Tres organismos franceses (AFSSA, IFIP y el INRA) han realizado un estudio sobre cocinar las hamburguesas, en el que analizan la eficacia del cocinado de la carne picada para destruir la posible contaminación por Salmonella y E. coli, como productores de infecciones asociadas a shigatoxinas dentro de los comedores escolares con el fin de mejorar la seguridad alimentaria.

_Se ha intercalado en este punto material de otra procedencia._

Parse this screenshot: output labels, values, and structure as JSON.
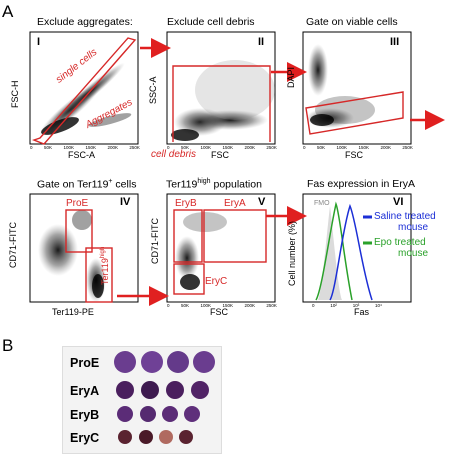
{
  "panel_a": {
    "letter": "A",
    "plots": [
      {
        "roman": "I",
        "title": "Exclude aggregates:",
        "xlabel": "FSC-A",
        "ylabel": "FSC-H",
        "annotations": [
          "single cells",
          "Aggregates"
        ]
      },
      {
        "roman": "II",
        "title": "Exclude cell debris",
        "xlabel": "FSC",
        "ylabel": "SSC-A",
        "annotations": [
          "cell debris"
        ]
      },
      {
        "roman": "III",
        "title": "Gate on viable cells",
        "xlabel": "FSC",
        "ylabel": "DAPI"
      },
      {
        "roman": "IV",
        "title_main": "Gate on Ter119",
        "title_sup": "+",
        "title_tail": " cells",
        "xlabel": "Ter119-PE",
        "ylabel": "CD71-FITC",
        "annotations": [
          "ProE",
          "Ter119",
          "high"
        ]
      },
      {
        "roman": "V",
        "title_main": "Ter119",
        "title_sup": "high",
        "title_tail": " population",
        "xlabel": "FSC",
        "ylabel": "CD71-FITC",
        "annotations": [
          "EryB",
          "EryA",
          "EryC"
        ]
      },
      {
        "roman": "VI",
        "title": "Fas expression in EryA",
        "xlabel": "Fas",
        "ylabel": "Cell number (%)",
        "fmo_label": "FMO",
        "legend": [
          {
            "label_line1": "Saline treated",
            "label_line2": "mouse",
            "color": "#1c2fd6"
          },
          {
            "label_line1": "Epo treated",
            "label_line2": "mouse",
            "color": "#2aa12a"
          }
        ]
      }
    ],
    "ticks_x": [
      "0",
      "50K",
      "100K",
      "150K",
      "200K",
      "250K"
    ],
    "ticks_y": [
      "0",
      "50K",
      "100K",
      "150K",
      "200K",
      "250K"
    ],
    "ticks_log": [
      "0",
      "10²",
      "10³",
      "10⁴",
      "10⁵"
    ]
  },
  "panel_b": {
    "letter": "B",
    "rows": [
      {
        "label": "ProE",
        "cell_color": "#6a3d8f"
      },
      {
        "label": "EryA",
        "cell_color": "#4a1f5e"
      },
      {
        "label": "EryB",
        "cell_color": "#5b2c77"
      },
      {
        "label": "EryC",
        "cell_color": "#5a2330"
      }
    ]
  }
}
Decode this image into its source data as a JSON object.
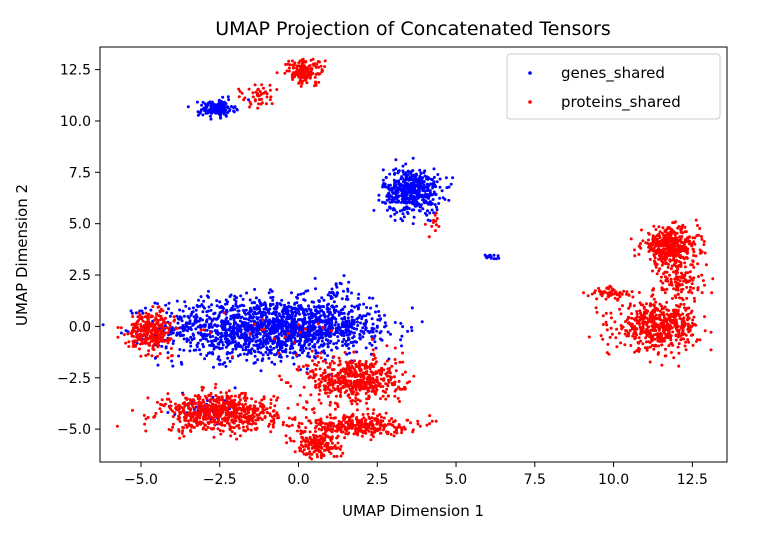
{
  "chart_data": {
    "type": "scatter",
    "title": "UMAP Projection of Concatenated Tensors",
    "xlabel": "UMAP Dimension 1",
    "ylabel": "UMAP Dimension 2",
    "xlim": [
      -6.3,
      13.6
    ],
    "ylim": [
      -6.6,
      13.6
    ],
    "x_ticks": [
      -5.0,
      -2.5,
      0.0,
      2.5,
      5.0,
      7.5,
      10.0,
      12.5
    ],
    "y_ticks": [
      -5.0,
      -2.5,
      0.0,
      2.5,
      5.0,
      7.5,
      10.0,
      12.5
    ],
    "x_tick_labels": [
      "−5.0",
      "−2.5",
      "0.0",
      "2.5",
      "5.0",
      "7.5",
      "10.0",
      "12.5"
    ],
    "y_tick_labels": [
      "−5.0",
      "−2.5",
      "0.0",
      "2.5",
      "5.0",
      "7.5",
      "10.0",
      "12.5"
    ],
    "grid": false,
    "legend_position": "top-right",
    "series": [
      {
        "name": "genes_shared",
        "color": "#0000ff",
        "clusters": [
          {
            "cx": -1.2,
            "cy": -0.1,
            "sx": 1.6,
            "sy": 0.75,
            "n": 1400
          },
          {
            "cx": 1.0,
            "cy": 0.0,
            "sx": 0.9,
            "sy": 0.55,
            "n": 350
          },
          {
            "cx": 3.6,
            "cy": 6.6,
            "sx": 0.45,
            "sy": 0.55,
            "n": 500
          },
          {
            "cx": -2.6,
            "cy": 10.6,
            "sx": 0.28,
            "sy": 0.2,
            "n": 160
          },
          {
            "cx": 6.1,
            "cy": 3.4,
            "sx": 0.1,
            "sy": 0.06,
            "n": 20
          },
          {
            "cx": -2.8,
            "cy": -4.0,
            "sx": 0.6,
            "sy": 0.3,
            "n": 30
          },
          {
            "cx": 1.0,
            "cy": 1.5,
            "sx": 0.3,
            "sy": 0.35,
            "n": 35
          }
        ]
      },
      {
        "name": "proteins_shared",
        "color": "#ff0000",
        "clusters": [
          {
            "cx": 11.8,
            "cy": 3.9,
            "sx": 0.45,
            "sy": 0.45,
            "n": 420
          },
          {
            "cx": 11.4,
            "cy": 0.0,
            "sx": 0.65,
            "sy": 0.55,
            "n": 520
          },
          {
            "cx": 12.1,
            "cy": 2.2,
            "sx": 0.4,
            "sy": 0.5,
            "n": 120
          },
          {
            "cx": 9.9,
            "cy": 1.6,
            "sx": 0.35,
            "sy": 0.15,
            "n": 60
          },
          {
            "cx": -2.5,
            "cy": -4.2,
            "sx": 0.9,
            "sy": 0.45,
            "n": 650
          },
          {
            "cx": -4.7,
            "cy": -0.2,
            "sx": 0.35,
            "sy": 0.45,
            "n": 300
          },
          {
            "cx": 1.8,
            "cy": -2.6,
            "sx": 0.75,
            "sy": 0.6,
            "n": 520
          },
          {
            "cx": 1.7,
            "cy": -4.8,
            "sx": 0.9,
            "sy": 0.25,
            "n": 320
          },
          {
            "cx": 0.6,
            "cy": -5.8,
            "sx": 0.35,
            "sy": 0.3,
            "n": 180
          },
          {
            "cx": 0.2,
            "cy": 12.4,
            "sx": 0.3,
            "sy": 0.3,
            "n": 170
          },
          {
            "cx": -1.3,
            "cy": 11.2,
            "sx": 0.3,
            "sy": 0.3,
            "n": 45
          },
          {
            "cx": 4.2,
            "cy": 5.0,
            "sx": 0.15,
            "sy": 0.3,
            "n": 12
          },
          {
            "cx": -1.0,
            "cy": -0.3,
            "sx": 1.2,
            "sy": 0.6,
            "n": 20
          }
        ]
      }
    ]
  }
}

Fuente: eurocarne.com (2010/11/23)

El estudio analizó diversos tipos de hamburguesas:unas vendidas precocinadas, otras hechas a partir de carne de vacuno picada comprada y otras compradas directamente a carniceros. Todas ellas tenían entre un 5 y un 15% de grasa. Todas ellas fueron congeladas y se descongelaron en el momento del cocinado. También fueron contaminadas artificalmente con una cepa de Salmonella y otra de E. coli. Los serotipos utilizados fueron S. typhimurium, S. Newport y S. Montevideo en el caso de la Salmonella mientras que para STEC se utilizaron o157, H7, O154 y O26.

Los investigadores estudiaron los efectos de cocinar las hamburguesas ya fueran a la parrilla o en el horno sobre la destrucción de Salmonella y de E. coli. En el caso de las asadas en parrilla, han mostrado que voltear las hamburguesas tres veces y descongelarlas previamente al cocinado permite menos riesgos. Además la eficacia del cocinado es mayor en aquellas hamburguesas con un 5% de grasa. Por otro lado, la evolución de la temperatura en las hamburguesas grandes compradas directamente a carniceros fue más rápido en las asadas. En el caso de las que fueron horneadas no hubo diferencias significativas aunque la destrucción de bacterias fue más eficaz en aquellas que tenían un 15% de grasa.

Según el modelo bacteriano hecho a partir de los datos el punto de cocción «poco hecho» permite una reducción de entre 0,2 y 1,3 log ufc/g de Salmonella y STEC en hamburguesas de carne de vacuno. En el caso de las hamburguesas «en su punto», la reducción se cifra en 2 y 2,9 log ufc/g. En el caso de las «muy hechas» la reducción es de entre 4 y 4,6 log ufc/g.

Pese a estos datos, los investigadores afirman que en estos datos hay disparidades que están relacionadas con factores como el tipo de carne y la grasa, el estado de la carne o el método de cocinado.